The Veterans’ Centre will help the scores of struggling ex-servicemen settle back into civilian life.

At a cost of £250,000, it will offer a much-needed lifeline to a hidden army of veterans who have slipped through the support net and ended up on the streets or ‘sofa surfing’, suffering problems with drugs, alcohol and mental ill-health.

It will also help up to 70 people through its out-reach programme.

Lesley Clark, director of development and communications with charity Norcare, which is spearheading the project, said she hopes to open the seven-bed centre in the coming months.

“Although we have not chosen a site for the centre, we are looking at several possible locations for it,” she said.

“Sunderland is an area which has a great need for a facility of this kind, so we hope to get it up and running as soon as possible.

“We know that there are a lot of people who need help, who need support, who just aren’t getting it at the minute.”

Norcare, a North East organisation which has been helping some of the region’s most vulnerable people since 1984, has already opened a centre in Newcastle.

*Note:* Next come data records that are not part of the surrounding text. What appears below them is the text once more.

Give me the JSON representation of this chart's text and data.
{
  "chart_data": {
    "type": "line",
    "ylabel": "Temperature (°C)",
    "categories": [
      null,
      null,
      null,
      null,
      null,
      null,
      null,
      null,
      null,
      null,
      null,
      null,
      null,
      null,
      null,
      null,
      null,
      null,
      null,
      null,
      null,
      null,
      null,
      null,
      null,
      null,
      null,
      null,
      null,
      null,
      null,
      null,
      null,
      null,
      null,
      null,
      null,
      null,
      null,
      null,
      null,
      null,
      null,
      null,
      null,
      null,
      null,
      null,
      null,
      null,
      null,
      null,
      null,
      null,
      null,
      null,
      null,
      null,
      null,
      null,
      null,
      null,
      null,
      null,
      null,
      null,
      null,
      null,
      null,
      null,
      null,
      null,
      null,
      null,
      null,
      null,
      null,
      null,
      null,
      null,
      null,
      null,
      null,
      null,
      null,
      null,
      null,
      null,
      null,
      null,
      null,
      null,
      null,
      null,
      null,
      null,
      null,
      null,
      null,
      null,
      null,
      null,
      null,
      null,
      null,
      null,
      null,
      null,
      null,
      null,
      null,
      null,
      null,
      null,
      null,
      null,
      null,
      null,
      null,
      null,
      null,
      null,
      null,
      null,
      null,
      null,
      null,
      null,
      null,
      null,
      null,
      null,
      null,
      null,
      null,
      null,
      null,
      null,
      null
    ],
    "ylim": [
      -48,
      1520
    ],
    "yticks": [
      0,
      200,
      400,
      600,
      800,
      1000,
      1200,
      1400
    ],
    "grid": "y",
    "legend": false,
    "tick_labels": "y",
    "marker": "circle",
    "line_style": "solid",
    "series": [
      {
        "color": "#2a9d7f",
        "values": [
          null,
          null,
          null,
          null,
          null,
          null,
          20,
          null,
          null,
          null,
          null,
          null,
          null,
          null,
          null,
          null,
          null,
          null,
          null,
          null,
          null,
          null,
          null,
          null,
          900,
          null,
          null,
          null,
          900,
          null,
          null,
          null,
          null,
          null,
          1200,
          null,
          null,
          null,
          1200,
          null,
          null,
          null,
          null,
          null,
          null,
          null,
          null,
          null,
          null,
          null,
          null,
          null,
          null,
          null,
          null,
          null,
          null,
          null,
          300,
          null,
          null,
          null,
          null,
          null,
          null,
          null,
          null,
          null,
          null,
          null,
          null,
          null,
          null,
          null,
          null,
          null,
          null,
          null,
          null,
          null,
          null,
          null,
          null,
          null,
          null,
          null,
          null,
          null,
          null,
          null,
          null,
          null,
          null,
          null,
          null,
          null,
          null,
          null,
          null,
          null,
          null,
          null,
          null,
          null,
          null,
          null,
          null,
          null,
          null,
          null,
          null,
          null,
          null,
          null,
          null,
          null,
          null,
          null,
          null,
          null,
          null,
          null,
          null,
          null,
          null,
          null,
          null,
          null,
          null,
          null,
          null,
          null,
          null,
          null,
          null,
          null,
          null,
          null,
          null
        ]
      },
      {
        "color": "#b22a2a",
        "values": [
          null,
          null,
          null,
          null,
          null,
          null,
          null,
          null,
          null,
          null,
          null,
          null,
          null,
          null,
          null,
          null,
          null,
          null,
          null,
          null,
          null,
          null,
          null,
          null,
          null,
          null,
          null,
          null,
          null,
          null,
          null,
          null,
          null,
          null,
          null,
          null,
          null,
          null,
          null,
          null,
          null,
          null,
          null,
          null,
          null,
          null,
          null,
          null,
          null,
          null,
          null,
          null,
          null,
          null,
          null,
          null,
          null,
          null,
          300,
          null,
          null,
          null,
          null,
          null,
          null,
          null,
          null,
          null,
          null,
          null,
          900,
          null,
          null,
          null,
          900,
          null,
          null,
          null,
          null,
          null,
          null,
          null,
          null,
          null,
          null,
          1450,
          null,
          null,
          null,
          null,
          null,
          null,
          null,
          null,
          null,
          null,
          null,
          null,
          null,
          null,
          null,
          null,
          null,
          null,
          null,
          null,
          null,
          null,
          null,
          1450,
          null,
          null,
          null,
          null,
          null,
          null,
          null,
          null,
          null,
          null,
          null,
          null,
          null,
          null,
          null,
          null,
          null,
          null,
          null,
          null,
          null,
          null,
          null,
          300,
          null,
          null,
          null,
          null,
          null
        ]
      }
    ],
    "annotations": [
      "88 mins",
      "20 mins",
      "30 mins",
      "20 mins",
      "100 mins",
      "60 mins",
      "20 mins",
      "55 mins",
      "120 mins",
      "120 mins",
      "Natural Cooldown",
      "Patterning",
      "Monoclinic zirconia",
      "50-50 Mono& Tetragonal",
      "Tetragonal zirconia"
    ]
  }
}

“Currently, we are dealing with members of the Armed Forces who served in Northern Ireland, Bosnia and the first Gulf War,” said Lesley.

“We have yet to see the effects of Afghanistan, it takes a while for them to filter through, but the number who are experiencing problems is only going to increase.

“We also expect to see more women coming to us for help.”

Manager Phil Thompson, who served as a major in the Royal Anglian Regiment, said the centre had been a big success since it opened last year.

The terraced house has en-suite residential rooms as well as outreach facilities providing veterans with a range of support services including access to counselling and family liaison services, accommodation and specialist services including drug and alcohol rehabilitation.

The Wearside centre would be based on this model.

Resident Hugh Gallon, 37, said his life spiralled out of control after leaving the 2nd Battalion The Royal Regiment of Fusiliers.

Left homeless, the former soldier developed drink and drug problems before serving a prison sentence for robbery.

“The centre has helped me out in a big way,” said Hugh. “As soon as I heard about it, I got in touch with them. They helped me get my life sorted out, I started a college course and now I want to study psychology and counselling.

“Hopefully, I can help out other veterans who have drink and drug problems.”

Sunderland councillor Graham Hall, an ex-serviceman, said he was impressed by the centre and hoped its success could be repeated on Wearside.

Coun Hall, who first visited the centre as a member of the regional scrutiny committee, said our service personnel deserve tremendous respect for their work on our behalf and it was essential we support them when they return home.

“It works well here,” he said. “It is something I’ve been taking an interest in for some time. It is run by people who are ex-members of the Armed Forces, who are aware of the problems that service men and women can experience, and how best to help them.”

Fundraising is now underway to help open the Sunderland centre.